In an effort to learn more about how ancient land-dwelling creatures used to walk, researchers have teamed up to create a lizard-like robot based on fossils around 280 million years old.
A team of paleontologists, engineers and computer scientists have created a robotic Orobates pabsti, a prehistoric creature that crept along the forest floors some 280 millions ago. The creature is also known as a ‘stem amniote’, an offshoot of plant-eating land vertebrates or tetrapods, reported CNET.
The creature evolved to become today’s reptiles, mammals and birds, hence it was chosen to show more how creatures came to move across land and how the diversity of life we can see today came to be.
With the help of ancient fossilized footprints and a complete four-legged skeleton for examining, the team did computer modeling to understand the rhythm of the creature’s movements. Also, researchers used X-ray visions of modern day animals like iguanas, skinks, and caimans walking for creating animations.

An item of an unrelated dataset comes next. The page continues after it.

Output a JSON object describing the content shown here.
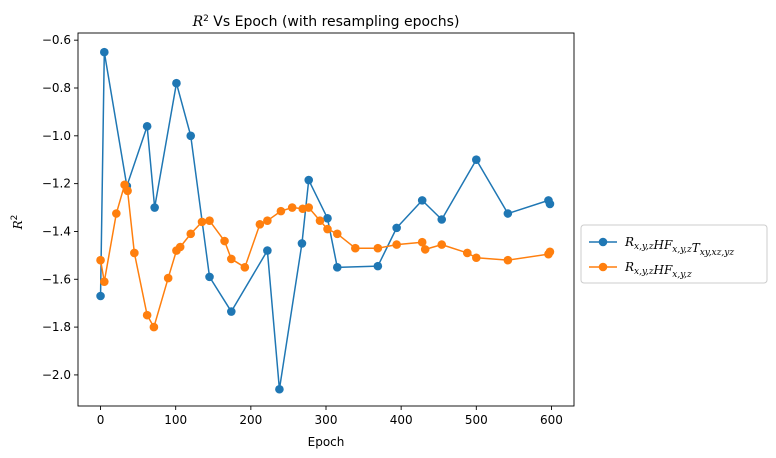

The researchers then built the OroBOT, a 4ft long robot version of Orobates, which can physically act out the movements their simulations predicted. With the help of 3D printed parts and 28 motors, the team actually brought back Orobates from the dead, though in robot form.
https://biorob2.epfl.ch/pages/Orobates_interactive/videos/hardware/221_raw_1.mp4
Combining all the data, the researchers concluded that Orobates – that lived before the dinosaurs – were more advanced at getting around than thought, as per the research published in the journal Nature.